Dans la Genèse, il est question de l’être humain dont le comportement est de jouir des délices du jardin d’Eden mais de ne pas toucher à l’arbre central, celui qui donne la connaissance du Bien et du Mal. Or il est dit qu’Adam et Eve, inspirés par le Serpent, ont croqué la pomme détachée de cet arbre-là. Cet épisode symbolique nous montre ce qu’il en est de l’homme dans sa recherche de la vérité. En fait, nous sommes tous aveuglés par la certitude de notre supériorité. Dans tous les domaines, la seule certitude c’est l’incertitude. Le péché réside dans le fait de montrer que nous avons toujours raison. Richard Feynman (prix Nobel de physique 1965) disait : « Ce qui n’est pas entouré d’incertitude ne peut être la vérité ».

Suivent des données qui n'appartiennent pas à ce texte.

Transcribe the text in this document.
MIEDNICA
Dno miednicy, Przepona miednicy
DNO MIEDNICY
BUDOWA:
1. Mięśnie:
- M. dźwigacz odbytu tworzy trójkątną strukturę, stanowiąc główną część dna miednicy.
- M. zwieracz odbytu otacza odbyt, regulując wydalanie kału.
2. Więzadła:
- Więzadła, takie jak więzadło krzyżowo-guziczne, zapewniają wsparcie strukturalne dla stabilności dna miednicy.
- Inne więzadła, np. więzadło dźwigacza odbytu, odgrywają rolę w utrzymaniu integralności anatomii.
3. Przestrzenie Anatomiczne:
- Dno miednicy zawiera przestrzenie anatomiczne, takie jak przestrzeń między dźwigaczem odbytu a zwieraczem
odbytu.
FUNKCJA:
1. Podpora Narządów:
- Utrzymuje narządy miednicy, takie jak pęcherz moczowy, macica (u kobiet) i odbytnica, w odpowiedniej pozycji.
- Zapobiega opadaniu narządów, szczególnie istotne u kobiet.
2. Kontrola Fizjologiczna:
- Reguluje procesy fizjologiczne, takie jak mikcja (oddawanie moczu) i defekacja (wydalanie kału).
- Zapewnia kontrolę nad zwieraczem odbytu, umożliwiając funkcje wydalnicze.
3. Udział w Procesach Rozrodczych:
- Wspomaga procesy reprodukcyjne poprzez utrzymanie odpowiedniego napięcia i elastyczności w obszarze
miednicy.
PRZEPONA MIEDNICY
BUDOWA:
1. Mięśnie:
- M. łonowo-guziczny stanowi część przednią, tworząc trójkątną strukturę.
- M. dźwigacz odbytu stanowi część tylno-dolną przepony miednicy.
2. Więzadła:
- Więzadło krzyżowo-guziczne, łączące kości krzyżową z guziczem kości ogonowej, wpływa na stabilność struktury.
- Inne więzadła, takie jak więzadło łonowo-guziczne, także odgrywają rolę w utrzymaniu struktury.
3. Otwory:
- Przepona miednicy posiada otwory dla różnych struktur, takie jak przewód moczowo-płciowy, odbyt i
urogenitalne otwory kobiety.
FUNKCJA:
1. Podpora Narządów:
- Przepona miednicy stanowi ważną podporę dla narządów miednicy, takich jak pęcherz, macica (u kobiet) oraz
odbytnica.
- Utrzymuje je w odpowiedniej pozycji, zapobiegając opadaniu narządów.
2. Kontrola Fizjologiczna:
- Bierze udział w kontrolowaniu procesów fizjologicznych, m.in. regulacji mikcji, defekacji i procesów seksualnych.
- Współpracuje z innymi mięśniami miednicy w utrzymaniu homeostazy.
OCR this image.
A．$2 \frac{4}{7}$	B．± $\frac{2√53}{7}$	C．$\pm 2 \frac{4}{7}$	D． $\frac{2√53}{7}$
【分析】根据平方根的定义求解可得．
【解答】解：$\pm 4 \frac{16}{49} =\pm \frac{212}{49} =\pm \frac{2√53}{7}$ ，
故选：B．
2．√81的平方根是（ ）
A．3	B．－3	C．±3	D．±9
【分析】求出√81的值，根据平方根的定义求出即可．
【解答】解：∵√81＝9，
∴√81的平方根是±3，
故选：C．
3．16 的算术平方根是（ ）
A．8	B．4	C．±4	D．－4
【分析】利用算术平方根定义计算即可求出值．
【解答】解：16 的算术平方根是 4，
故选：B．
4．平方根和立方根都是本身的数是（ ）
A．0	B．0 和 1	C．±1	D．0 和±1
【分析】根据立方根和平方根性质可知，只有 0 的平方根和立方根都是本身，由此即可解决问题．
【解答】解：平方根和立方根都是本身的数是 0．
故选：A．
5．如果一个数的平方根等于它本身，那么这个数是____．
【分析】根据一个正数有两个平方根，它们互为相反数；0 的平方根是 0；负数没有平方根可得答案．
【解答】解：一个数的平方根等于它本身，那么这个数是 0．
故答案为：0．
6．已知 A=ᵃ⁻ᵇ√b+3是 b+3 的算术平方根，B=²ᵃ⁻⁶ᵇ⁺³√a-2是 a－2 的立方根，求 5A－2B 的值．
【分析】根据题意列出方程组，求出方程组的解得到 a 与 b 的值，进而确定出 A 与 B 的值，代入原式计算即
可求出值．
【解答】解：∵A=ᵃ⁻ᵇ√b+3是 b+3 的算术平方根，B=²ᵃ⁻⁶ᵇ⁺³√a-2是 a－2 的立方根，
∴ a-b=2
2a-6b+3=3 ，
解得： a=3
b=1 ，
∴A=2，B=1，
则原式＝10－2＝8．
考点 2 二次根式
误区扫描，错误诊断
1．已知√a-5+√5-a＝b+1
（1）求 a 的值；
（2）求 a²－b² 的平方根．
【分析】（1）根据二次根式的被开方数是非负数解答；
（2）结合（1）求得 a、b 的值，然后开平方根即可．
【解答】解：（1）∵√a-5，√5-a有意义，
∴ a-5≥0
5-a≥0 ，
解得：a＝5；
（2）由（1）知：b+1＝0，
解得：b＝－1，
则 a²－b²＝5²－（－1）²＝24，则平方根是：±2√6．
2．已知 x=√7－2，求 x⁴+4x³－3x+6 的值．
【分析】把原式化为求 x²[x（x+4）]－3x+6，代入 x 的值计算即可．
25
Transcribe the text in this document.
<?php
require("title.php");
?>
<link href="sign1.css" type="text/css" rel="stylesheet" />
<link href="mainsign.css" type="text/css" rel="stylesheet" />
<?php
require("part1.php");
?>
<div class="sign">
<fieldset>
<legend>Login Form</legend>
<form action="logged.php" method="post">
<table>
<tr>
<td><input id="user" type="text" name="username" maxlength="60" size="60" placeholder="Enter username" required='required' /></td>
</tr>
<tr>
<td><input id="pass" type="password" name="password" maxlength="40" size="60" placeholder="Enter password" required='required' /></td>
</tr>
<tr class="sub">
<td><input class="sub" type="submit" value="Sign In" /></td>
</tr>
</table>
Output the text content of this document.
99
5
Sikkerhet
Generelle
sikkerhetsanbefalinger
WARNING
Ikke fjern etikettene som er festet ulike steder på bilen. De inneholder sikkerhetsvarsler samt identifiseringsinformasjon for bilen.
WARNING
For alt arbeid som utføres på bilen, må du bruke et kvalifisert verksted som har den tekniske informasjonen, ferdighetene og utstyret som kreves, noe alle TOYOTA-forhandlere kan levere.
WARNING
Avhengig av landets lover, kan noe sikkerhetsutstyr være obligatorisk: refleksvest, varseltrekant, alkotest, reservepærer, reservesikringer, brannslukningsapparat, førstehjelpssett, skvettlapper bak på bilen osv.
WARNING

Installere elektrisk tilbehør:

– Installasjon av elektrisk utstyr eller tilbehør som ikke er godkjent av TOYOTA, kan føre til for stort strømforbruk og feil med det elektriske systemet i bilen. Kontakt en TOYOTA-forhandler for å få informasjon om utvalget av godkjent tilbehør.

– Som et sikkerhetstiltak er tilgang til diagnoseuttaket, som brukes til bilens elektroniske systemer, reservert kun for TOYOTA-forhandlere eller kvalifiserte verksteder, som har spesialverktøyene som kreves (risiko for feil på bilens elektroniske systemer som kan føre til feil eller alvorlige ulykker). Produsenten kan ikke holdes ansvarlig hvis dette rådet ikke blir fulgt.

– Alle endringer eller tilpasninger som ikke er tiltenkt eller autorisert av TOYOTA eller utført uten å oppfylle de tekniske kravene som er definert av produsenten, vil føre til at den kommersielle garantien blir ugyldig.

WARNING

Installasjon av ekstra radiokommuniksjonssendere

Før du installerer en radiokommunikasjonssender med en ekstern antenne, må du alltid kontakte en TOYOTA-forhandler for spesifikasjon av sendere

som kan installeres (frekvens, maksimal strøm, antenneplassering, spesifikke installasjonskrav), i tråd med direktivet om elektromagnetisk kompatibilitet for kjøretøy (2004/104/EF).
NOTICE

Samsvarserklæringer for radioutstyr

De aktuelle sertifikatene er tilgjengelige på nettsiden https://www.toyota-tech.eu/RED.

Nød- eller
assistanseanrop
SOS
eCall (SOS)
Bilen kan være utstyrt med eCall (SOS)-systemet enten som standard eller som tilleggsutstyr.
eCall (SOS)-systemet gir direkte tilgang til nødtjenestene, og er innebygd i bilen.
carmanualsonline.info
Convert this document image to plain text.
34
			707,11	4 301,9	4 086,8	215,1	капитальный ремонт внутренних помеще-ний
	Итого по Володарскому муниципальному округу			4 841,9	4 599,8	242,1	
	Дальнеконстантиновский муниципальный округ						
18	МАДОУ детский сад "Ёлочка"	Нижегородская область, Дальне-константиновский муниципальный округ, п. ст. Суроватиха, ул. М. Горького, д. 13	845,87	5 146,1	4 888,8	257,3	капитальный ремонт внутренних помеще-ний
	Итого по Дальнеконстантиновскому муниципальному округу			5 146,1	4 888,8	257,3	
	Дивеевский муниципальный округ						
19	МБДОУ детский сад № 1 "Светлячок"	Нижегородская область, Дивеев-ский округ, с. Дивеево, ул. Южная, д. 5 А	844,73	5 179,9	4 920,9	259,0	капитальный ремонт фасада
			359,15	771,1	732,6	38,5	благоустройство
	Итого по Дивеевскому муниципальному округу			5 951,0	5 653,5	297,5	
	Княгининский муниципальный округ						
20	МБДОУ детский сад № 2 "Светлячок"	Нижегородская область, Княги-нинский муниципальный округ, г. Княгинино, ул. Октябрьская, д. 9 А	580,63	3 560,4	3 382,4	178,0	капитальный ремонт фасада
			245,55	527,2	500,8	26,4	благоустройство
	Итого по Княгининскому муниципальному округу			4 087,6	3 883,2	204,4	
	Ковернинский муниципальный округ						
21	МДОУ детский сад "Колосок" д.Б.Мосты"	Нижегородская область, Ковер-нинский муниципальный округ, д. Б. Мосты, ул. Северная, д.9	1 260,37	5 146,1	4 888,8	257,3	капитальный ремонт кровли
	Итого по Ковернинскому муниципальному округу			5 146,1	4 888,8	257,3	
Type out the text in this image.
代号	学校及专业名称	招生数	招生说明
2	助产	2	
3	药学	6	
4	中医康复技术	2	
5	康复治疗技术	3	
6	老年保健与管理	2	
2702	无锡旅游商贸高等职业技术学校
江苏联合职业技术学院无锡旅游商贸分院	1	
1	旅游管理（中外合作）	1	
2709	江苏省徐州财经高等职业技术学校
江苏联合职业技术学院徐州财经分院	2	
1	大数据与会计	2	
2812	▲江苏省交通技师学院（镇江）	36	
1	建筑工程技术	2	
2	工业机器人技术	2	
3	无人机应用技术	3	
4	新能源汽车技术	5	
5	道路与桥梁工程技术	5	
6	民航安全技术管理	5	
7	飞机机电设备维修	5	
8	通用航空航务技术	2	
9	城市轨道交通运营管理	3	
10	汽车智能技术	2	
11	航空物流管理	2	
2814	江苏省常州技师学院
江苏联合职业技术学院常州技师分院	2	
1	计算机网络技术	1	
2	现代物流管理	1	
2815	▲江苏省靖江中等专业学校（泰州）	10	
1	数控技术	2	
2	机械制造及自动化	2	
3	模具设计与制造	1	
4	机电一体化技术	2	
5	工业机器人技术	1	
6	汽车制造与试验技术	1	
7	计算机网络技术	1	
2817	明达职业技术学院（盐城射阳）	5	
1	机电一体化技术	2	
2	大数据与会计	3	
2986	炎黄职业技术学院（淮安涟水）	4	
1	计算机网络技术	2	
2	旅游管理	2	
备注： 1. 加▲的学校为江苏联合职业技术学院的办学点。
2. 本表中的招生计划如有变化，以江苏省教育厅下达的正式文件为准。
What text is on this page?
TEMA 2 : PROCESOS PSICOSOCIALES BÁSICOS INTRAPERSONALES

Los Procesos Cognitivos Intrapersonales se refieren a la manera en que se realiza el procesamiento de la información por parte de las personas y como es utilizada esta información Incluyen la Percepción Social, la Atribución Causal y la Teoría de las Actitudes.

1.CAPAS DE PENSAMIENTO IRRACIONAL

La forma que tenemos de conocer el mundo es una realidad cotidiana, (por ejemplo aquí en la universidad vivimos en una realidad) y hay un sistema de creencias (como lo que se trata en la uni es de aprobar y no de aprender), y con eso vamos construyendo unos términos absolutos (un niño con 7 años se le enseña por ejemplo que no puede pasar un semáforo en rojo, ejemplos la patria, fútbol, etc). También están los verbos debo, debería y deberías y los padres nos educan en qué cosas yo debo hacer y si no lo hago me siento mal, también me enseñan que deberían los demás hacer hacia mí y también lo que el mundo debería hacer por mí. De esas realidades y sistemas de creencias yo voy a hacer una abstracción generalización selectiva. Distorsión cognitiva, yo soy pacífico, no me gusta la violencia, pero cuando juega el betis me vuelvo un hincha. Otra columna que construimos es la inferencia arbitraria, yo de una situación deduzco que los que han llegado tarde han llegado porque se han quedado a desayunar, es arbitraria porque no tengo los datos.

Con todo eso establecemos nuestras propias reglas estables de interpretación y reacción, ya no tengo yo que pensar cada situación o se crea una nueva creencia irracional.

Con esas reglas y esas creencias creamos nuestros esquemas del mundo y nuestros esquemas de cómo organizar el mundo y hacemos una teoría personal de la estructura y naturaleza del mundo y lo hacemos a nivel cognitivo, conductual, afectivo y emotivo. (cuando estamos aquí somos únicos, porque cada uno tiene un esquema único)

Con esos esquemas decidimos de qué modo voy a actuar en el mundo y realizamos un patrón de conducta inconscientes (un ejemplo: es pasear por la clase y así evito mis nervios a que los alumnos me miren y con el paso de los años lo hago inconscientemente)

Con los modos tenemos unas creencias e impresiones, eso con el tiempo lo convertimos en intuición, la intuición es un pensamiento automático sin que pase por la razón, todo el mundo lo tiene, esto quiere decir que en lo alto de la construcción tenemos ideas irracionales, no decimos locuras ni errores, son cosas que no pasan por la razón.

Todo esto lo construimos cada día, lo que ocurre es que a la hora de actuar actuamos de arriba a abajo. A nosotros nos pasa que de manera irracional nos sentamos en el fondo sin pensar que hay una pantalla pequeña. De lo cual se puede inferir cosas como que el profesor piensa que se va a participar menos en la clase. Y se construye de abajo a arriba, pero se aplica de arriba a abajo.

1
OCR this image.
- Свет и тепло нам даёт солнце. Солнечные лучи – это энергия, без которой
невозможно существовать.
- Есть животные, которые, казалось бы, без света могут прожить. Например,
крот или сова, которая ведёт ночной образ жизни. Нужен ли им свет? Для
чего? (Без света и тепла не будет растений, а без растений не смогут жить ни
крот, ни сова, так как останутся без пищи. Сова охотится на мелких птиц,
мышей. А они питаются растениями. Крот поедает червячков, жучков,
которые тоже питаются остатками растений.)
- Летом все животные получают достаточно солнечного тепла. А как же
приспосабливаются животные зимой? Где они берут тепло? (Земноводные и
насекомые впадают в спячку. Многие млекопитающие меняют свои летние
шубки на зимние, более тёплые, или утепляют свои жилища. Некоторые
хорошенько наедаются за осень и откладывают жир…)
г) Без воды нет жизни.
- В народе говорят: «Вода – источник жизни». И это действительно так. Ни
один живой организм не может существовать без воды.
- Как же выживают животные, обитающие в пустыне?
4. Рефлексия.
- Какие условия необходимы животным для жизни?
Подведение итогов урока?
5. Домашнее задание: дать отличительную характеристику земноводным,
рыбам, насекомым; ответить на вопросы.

Teilhard, dans Comment je crois, s’exprime ainsi : « La vision du monde que je propose ne représente aucunement un système fixé et formé. Il ne s’agit point ici, ce qui serait ridicule, d’une solution déductive du monde, à la Hegel, d’un cadre définitif de vérité, mais seulement d’un faisceau d’axes de progression, comme il en existe et s’en découvre peu à peu dans tout système de pénétration, par où s’entrouvre devant nos yeux une immensité de réel encore inexploré ».
La vérité absolue est un mythe dangereux qui fonde les intolérances et les guerres. Celui qui croit détenir la vérité l’impose aux autres par la force.
Le pape François écrit dans La Vie : « Si quelqu’un a la réponse à toutes les questions, c’est la preuve que Dieu n’est pas avec lui. Les grands guides du peuple de Dieu, comme Moïse, ont toujours laissé un espace de doute ».
La Vérité se trouve dans la tolérance et le Mal se retrouve dans tout fanatisme.